THE BLOG
08/02/2011 06:09 pm ET | Updated Oct 02, 2011

Blue Summer For Children As Parents Row About New Partners

Summer is supposed to be the season when families get together, have fun and enjoy good weather.

Sadly, for children of divorced parents things can be rather more complicated. There's plenty of evidence that as mom and dad move on with separate lives, tensions come to the surface which can ruin more than just the holidays.

Analysis of the work done by my own firm, Pannone, has revealed that children's emotional welfare is put at risk because they are often used as pawns in parents' arguments about their new partners.

Having noticed an increase in disputes between parents in the run-up to this holiday season, we decided to examine whether it was something which was only occurring in 2011 or was representative of a pattern that could also be seen in previous years' caseloads.

We looked back over the last two years and discovered that as many as 75 per cent of parents who needed some legal help to resolve issues of residence or contact involving children get caught up in arguments about their former partner's new relationships.

It also seems that many of the most acute difficulties happen during school summer holidays. Although some involve very real issues, we estimated that 30 percent featured attempts to stop their former partners making a fresh start.

Furthermore, our findings echoed what family law colleagues at other firms across England and Wales were telling us informally.

Such situations are traumatic for all concerned but aren't necessarily borne out of malice.
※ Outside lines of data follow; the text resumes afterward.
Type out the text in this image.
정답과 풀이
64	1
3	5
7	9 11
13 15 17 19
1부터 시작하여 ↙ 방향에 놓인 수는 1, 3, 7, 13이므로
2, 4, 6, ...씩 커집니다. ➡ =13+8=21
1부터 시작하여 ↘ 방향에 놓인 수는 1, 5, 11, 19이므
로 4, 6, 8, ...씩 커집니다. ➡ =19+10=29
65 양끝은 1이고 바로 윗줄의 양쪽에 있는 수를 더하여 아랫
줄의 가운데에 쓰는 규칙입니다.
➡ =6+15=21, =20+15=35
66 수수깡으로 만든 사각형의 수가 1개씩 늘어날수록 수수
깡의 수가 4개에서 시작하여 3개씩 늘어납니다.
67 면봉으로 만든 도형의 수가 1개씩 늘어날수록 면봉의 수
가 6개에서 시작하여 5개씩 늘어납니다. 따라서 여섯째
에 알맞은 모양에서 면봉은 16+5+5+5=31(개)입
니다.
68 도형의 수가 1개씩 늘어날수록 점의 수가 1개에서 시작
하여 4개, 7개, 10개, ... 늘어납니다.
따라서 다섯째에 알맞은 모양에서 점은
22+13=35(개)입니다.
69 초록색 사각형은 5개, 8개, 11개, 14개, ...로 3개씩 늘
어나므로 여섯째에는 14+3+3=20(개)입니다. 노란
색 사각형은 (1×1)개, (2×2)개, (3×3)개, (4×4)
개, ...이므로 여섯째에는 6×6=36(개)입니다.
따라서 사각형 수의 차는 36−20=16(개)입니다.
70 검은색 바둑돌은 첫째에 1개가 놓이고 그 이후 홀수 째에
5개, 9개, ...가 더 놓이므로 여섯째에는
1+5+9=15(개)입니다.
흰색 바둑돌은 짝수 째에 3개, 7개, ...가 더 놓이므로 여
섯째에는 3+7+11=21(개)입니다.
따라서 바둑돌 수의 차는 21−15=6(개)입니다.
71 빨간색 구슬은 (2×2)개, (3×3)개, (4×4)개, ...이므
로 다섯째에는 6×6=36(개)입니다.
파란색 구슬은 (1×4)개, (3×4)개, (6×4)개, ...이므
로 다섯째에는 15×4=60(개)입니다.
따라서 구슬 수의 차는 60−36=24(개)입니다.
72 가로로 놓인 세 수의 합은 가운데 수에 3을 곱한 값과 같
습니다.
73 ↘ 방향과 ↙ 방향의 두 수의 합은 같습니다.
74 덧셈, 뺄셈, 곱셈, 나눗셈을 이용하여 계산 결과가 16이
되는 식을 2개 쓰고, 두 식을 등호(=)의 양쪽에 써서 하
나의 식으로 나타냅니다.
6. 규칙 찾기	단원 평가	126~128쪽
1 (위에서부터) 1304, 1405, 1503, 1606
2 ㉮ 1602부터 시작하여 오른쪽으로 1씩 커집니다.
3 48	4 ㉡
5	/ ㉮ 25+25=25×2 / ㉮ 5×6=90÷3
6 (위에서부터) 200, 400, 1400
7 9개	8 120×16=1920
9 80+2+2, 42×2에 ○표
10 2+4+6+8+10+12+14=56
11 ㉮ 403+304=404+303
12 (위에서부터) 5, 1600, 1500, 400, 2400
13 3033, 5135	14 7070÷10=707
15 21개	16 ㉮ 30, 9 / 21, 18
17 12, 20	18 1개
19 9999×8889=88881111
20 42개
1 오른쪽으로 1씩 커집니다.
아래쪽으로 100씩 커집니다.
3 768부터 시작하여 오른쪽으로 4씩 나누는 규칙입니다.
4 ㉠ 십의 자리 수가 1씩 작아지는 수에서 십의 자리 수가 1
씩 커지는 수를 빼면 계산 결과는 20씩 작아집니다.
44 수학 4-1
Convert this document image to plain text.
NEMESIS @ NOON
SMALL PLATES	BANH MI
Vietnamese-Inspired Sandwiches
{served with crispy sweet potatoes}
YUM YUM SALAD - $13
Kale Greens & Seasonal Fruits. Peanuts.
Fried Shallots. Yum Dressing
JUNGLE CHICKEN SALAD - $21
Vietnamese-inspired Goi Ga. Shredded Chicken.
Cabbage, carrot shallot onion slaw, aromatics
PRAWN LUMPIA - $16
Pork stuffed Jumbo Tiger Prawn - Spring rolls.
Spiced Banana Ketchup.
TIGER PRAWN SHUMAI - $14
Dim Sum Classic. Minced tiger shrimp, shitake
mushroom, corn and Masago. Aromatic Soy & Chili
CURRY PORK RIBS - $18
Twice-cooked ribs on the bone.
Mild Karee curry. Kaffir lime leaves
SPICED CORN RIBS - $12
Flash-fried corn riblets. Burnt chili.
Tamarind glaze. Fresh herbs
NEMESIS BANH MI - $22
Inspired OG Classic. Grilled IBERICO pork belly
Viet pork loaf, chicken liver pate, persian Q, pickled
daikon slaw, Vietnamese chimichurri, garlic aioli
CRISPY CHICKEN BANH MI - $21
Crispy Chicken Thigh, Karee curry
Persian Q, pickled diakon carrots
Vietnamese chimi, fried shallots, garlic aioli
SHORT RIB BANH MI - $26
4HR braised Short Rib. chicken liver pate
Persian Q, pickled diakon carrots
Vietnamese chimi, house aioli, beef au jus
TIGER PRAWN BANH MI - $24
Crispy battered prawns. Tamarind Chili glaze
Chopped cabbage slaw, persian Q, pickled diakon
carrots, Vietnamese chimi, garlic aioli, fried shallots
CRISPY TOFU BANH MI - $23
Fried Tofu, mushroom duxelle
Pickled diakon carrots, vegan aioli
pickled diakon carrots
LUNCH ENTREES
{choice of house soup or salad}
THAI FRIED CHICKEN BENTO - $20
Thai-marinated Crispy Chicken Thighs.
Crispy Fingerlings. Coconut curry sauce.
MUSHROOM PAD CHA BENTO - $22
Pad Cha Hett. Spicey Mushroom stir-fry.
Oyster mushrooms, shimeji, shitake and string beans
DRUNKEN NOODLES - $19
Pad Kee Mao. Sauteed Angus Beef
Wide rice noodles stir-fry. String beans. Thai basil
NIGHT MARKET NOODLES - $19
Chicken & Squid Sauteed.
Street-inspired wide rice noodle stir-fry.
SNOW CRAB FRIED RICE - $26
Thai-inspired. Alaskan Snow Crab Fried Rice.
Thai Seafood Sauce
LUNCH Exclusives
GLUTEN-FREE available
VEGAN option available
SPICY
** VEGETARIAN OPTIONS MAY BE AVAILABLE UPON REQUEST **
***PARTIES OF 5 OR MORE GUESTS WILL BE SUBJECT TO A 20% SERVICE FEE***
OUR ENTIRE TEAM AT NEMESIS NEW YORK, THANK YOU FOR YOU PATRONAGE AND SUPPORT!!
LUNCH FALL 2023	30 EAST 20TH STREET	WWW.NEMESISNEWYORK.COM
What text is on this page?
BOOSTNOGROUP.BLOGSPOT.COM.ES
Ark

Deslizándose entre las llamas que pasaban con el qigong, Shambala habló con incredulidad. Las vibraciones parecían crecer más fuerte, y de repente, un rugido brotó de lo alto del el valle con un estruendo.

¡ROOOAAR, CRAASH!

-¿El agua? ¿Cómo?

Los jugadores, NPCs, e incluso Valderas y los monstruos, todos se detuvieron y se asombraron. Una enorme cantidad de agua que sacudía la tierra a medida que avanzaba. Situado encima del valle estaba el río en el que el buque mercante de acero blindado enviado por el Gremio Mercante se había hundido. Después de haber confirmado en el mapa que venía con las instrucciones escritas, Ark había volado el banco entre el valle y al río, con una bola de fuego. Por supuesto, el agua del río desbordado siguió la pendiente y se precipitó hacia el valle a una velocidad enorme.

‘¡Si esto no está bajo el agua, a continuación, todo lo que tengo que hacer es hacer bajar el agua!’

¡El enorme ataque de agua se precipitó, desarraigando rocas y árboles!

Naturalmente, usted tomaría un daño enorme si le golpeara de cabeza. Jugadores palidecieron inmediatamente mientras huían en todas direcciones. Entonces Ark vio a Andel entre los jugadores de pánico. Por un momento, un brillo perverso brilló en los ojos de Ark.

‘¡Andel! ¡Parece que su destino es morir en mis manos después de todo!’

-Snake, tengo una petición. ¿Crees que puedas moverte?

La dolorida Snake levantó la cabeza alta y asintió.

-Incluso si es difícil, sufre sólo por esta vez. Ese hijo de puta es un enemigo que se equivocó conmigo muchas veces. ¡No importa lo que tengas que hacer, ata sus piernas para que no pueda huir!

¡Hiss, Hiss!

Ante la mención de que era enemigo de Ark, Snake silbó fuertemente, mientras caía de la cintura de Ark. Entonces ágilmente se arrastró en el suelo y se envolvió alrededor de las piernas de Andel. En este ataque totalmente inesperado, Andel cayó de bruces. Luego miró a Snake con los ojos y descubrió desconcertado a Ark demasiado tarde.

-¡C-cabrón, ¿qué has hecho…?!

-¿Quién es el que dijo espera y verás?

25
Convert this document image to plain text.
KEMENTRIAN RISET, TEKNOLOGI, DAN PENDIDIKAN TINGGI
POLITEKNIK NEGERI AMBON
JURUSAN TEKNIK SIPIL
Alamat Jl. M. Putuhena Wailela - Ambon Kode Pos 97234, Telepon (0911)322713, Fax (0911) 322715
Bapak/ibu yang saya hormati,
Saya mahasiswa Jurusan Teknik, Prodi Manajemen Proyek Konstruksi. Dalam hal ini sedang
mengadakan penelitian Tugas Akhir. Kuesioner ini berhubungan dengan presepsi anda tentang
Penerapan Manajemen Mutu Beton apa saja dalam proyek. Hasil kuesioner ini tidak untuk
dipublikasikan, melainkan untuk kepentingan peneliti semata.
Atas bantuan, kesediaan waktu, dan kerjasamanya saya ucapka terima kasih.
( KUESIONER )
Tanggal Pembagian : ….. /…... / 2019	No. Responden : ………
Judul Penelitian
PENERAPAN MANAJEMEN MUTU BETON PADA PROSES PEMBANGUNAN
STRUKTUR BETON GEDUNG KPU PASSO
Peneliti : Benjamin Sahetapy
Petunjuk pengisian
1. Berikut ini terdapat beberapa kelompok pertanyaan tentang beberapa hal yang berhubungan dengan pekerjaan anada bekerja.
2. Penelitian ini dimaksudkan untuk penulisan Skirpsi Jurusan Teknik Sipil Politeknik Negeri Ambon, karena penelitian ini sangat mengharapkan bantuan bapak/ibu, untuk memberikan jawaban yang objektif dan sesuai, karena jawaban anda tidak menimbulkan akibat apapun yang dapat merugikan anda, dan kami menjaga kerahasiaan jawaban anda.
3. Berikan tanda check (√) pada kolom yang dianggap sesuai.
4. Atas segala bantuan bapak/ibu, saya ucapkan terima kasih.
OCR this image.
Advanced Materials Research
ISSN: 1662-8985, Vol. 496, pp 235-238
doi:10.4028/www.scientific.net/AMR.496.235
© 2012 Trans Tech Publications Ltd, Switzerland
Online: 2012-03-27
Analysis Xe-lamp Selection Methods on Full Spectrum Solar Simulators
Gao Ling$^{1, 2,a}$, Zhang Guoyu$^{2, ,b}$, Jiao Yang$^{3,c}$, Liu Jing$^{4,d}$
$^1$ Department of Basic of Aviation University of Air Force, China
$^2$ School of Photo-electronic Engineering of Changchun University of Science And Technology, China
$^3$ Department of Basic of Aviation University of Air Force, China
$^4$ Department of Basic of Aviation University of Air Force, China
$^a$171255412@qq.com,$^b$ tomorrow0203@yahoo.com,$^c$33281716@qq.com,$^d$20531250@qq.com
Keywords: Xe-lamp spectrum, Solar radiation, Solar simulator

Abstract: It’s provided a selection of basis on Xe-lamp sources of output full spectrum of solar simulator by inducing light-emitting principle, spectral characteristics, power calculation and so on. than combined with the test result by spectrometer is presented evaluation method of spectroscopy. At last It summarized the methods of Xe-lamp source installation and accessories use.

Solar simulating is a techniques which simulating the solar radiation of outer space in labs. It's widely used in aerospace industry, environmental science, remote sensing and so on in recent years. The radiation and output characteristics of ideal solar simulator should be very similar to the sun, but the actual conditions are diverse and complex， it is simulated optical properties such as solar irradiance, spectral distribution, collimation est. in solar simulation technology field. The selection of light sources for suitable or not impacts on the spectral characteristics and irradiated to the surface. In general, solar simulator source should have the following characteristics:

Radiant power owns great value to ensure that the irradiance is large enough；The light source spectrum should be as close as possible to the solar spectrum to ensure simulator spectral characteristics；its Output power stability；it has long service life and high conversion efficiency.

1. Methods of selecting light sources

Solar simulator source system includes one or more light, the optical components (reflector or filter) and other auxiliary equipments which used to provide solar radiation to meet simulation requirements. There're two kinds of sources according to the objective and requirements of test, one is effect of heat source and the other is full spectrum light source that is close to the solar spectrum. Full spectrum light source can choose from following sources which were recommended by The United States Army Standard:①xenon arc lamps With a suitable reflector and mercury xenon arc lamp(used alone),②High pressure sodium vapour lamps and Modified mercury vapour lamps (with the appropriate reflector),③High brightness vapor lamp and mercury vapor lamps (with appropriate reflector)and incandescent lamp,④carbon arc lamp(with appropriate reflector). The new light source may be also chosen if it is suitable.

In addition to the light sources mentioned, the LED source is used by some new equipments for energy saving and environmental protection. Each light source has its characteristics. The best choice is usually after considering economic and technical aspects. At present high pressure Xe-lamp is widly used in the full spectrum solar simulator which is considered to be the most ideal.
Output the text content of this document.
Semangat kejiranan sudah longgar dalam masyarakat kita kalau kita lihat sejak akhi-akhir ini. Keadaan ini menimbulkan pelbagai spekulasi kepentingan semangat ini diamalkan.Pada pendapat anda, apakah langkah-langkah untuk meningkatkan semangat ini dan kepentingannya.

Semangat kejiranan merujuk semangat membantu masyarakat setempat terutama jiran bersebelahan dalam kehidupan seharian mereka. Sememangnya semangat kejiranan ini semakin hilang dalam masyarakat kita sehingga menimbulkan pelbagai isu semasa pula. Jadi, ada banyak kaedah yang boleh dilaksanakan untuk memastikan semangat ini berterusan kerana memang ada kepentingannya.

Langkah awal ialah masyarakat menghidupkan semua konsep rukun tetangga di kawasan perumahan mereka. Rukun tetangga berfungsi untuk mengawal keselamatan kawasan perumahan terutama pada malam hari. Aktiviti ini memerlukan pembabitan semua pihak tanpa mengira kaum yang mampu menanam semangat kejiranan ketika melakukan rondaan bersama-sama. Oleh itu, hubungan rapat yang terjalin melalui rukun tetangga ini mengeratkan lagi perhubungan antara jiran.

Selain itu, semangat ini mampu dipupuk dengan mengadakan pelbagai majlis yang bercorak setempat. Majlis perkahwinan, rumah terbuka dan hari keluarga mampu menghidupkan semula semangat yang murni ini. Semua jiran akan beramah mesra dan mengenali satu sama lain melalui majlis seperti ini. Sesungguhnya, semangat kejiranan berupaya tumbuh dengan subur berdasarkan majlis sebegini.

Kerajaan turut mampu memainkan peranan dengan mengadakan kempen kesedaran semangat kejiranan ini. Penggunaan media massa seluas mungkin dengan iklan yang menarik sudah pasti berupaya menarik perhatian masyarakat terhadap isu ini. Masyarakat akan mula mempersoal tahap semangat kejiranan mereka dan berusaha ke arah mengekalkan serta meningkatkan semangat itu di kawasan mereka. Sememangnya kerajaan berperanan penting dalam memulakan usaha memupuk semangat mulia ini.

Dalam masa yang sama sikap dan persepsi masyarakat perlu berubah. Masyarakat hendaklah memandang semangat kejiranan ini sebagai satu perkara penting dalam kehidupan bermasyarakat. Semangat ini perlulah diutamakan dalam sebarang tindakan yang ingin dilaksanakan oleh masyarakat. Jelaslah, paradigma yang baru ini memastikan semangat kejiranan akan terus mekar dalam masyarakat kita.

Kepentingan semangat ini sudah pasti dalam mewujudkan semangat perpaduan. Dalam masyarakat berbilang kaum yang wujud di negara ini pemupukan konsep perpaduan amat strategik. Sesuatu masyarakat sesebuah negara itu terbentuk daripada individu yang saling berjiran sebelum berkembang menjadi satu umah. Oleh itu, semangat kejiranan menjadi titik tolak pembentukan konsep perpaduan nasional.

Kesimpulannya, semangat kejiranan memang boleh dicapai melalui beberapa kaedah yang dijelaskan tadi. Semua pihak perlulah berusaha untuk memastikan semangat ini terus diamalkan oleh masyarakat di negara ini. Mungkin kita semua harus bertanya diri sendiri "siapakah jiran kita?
At the heart of many such cases are parents simply worried that their ex's new boyfriend or girlfriend will replace them in their affections.

My experience has taught me that almost no parent deliberately goes out to hurt their children but the issues involved are so emotive that they often don't think or behave in a rational manner. They believe that they're doing what's right even when, in actual fact, they're not.

Unfortunately, relationships such as those involving Bruce Willis and Demi Moore are rare. After their 13-year marriage ended in divorce in 2000, they have, according to numerous reports, continued to holiday together with their three daughters and their new partners came too.

In 2007, Willis was reported as telling interviewers that he found it easier to come to terms with both because he recognized the importance of his children and because of advice he received from another A-lister, Will Smith. "He said, 'Dude, you've got to do whatever it takes to get the kids and all the spouses or the girlfriend together. "You've got to show your kids it's okay.' It was like a light went on. Ding."

It is, of course, not only about how the parents cope with not being together but how the children react as well. Some find it terribly difficult to comprehend mom and dad having split up and there are infrequent circumstances in which courts might even ask a father or mother to put new relationships on hold in order to limit the potential upset for their children. I believe that the problem often lies more with the parents than the children involved. If they are guilty, it seems more that they're being over-sensitive than anything else.

There is no hard and fast rule as to when a new parent should be introduced to children. Each family unit has its own distinct dynamic, both before and after a divorce or separation.

In my view and that of my colleagues, the key is communication. Parents need to be able to discuss matters in a calm, clear and rational fashion, concentrating on putting a child's best interests first. Sometimes, people who are not immediately involved -- such as extended family, friends, trained mediators or family solicitors -- can provide some objective input and suggest ways to manage the situation.

It might not be easy for adults to always be 'grown-up' in emotionally testing circumstances but the benefits of helping their children become stable, well-adjusted adults in their own right surely outweigh short-term point-scoring.